The city, said IBO, may have to bear some or all of the $96 million.
The funding gap, IBO said Thursday, comes even after the city provided $128 million from its own capital budget to cover project costs from fiscal 2005 through 2016 and has another $138 million budgeted over the next five years.
City capital costs are in addition to the nearly $360 million the city has spent to subsidize interest costs on the $3 billion in bonds the infrastructure corporation issued to pay for the project.
Hudson Yards Infrastructure Corp., a local development corporation former Mayor Michael Bloomberg’s administration created in 2005 under a so-called value-capture initiative, issued $2 billion in debt in 2007 and $1 billion in 2012 to finance the extension of the Metropolitan Transportation Authority’s No. 7 subway line and to make other infrastructure improvements necessary for related commercial and residential development surrounding 45 blocks.
Goldman Sachs on May 23 priced $2.1 billion of the corporation’s fiscal 2017 Series A bonds after a two-day retail period to refund a portion of its $3 billion in outstanding debt.
Moody's Investors Service rated the deal Aa3 while S&P Global Ratings and Fitch Ratings assigned A-plus ratings. All three assigned stable outlooks.
Proceeds from those bonds will refund all $2 billion of HYIC’s 2007 bonds and $391 million of the 2012 bonds. The refunded bonds have lower interest costs than the original issuance.
Unlike the original bond deals, they have a scheduled principal amortization, which sets a plan for principal repayment in addition to interest costs. All $3 billion of HYIC’s original bonds were interest only — meaning HYIC has not yet repaid any of the principal on its 2007 and 2012 issuances.
According to IBO, the refunding -- unrelated to the increased funding need -- will reduce the corporation’s interest payments and begin principal repayment on some, but not all, of the corporation’s current debt in 2018.
Absent the refunding, the corporation would have had to make a principal payment in 2017 under prior bond agreements —marking the first repayment of principal — although subsequent payments would have depended on yearly revenues.

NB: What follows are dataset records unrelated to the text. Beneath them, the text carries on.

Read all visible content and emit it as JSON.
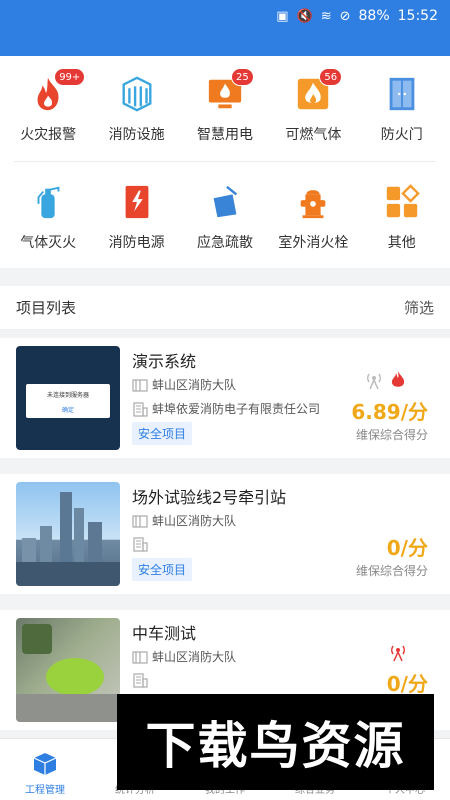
{
  "status_bar": {
    "battery": "88%",
    "time": "15:52"
  },
  "grid": {
    "row1": [
      {
        "label": "火灾报警",
        "icon": "fire-alarm-icon",
        "badge": "99+"
      },
      {
        "label": "消防设施",
        "icon": "fire-facility-icon",
        "badge": ""
      },
      {
        "label": "智慧用电",
        "icon": "smart-electricity-icon",
        "badge": "25"
      },
      {
        "label": "可燃气体",
        "icon": "combustible-gas-icon",
        "badge": "56"
      },
      {
        "label": "防火门",
        "icon": "fire-door-icon",
        "badge": ""
      }
    ],
    "row2": [
      {
        "label": "气体灭火",
        "icon": "gas-extinguisher-icon"
      },
      {
        "label": "消防电源",
        "icon": "fire-power-icon"
      },
      {
        "label": "应急疏散",
        "icon": "emergency-evacuation-icon"
      },
      {
        "label": "室外消火栓",
        "icon": "outdoor-hydrant-icon"
      },
      {
        "label": "其他",
        "icon": "other-grid-icon"
      }
    ]
  },
  "list": {
    "title": "项目列表",
    "filter_label": "筛选",
    "projects": [
      {
        "name": "演示系统",
        "brigade": "蚌山区消防大队",
        "company": "蚌埠依爱消防电子有限责任公司",
        "tag": "安全项目",
        "score": "6.89/分",
        "score_label": "维保综合得分",
        "thumb_text": "未连接到服务器",
        "thumb_button": "确定"
      },
      {
        "name": "场外试验线2号牵引站",
        "brigade": "蚌山区消防大队",
        "company": "",
        "tag": "安全项目",
        "score": "0/分",
        "score_label": "维保综合得分"
      },
      {
        "name": "中车测试",
        "brigade": "蚌山区消防大队",
        "company": "",
        "tag": "",
        "score": "0/分",
        "score_label": ""
      }
    ]
  },
  "tabs": [
    {
      "label": "工程管理",
      "active": true
    },
    {
      "label": "统计分析",
      "active": false
    },
    {
      "label": "我的工作",
      "active": false
    },
    {
      "label": "综合业务",
      "active": false
    },
    {
      "label": "个人中心",
      "active": false
    }
  ],
  "watermark": "下载鸟资源",
  "colors": {
    "primary": "#2f7fe3",
    "orange": "#f0a818",
    "red": "#e53935"
  }
}
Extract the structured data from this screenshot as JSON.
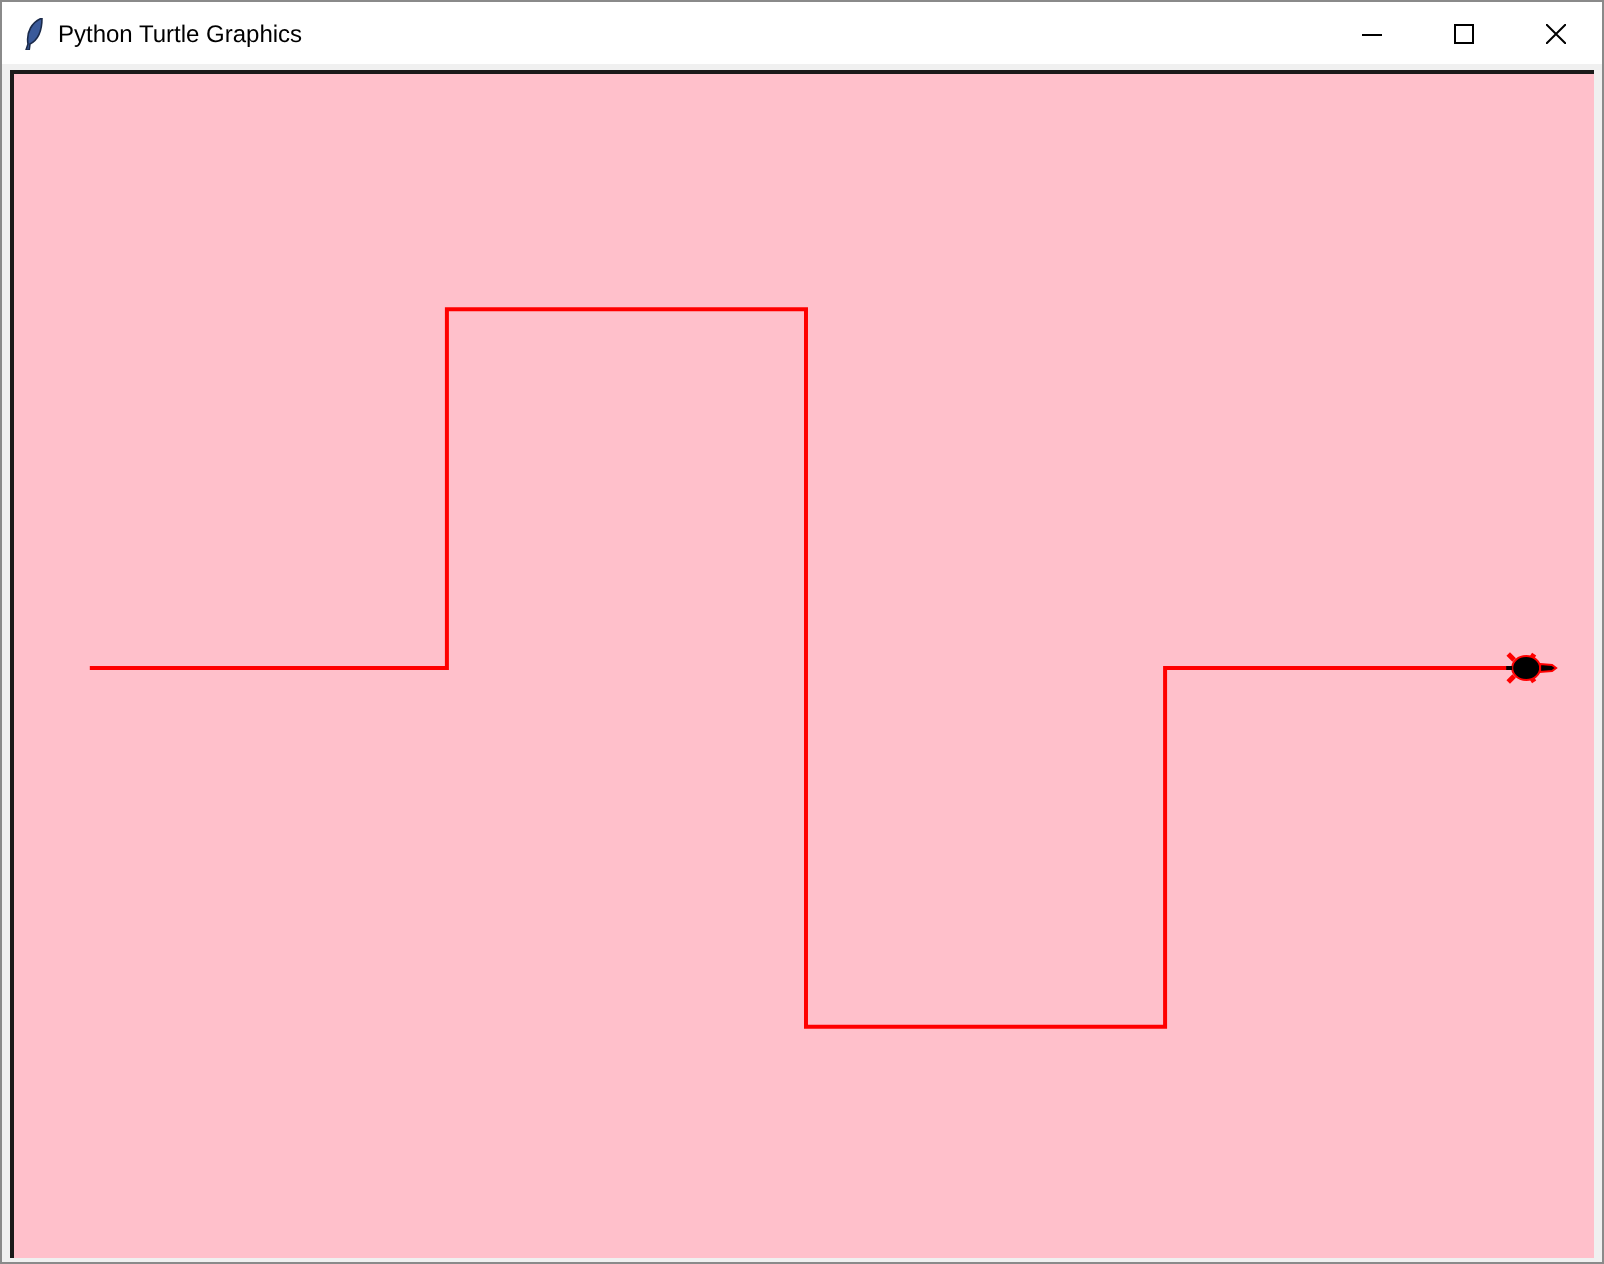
{
  "window": {
    "title": "Python Turtle Graphics"
  }
}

IBO cited project cost details within the refinancing official statement.
Of the additional funding needed, it said, $32 million is attributable to greater-than-anticipated costs for the subway extension and related expenses, and $64 million is associated with the construction of the Hudson Park & Boulevard, a four-acre system of tree-lined parks and open space to run between 10th and 11th avenues from West 33rd to West 39th streets.
IBO officials warned the City Council in 2006 of a high likelihood of cost overruns.
The bond documents outline three potential options for financing the $96 million. The excess costs could be funded directly through the city’s capital program, in which case the city would assume all the costs.
Supported completion bonds, similar to the 2007 and 2012 issuances, pose another option. Then, the city agreed to subsidize the corporation’s interest payments if project revenue could not fully support the costs.
“Lastly, HYIC could also issue unsupported completion bonds, which would have no associated city cost,” said IBO.
A message seeking comment was left with the Mayor’s Office of Management and Budget. IBO said in its report that OMB representatives declined to comment on financing options.
By 2021, the city expects to have committed $266 million of its own capital funds for related work. This includes $55 million for part of the 7-line extension, $102 million to reconstruct West 33rd Street, and $76 million to construct The Shed, a multidisciplinary art hub, among other projects.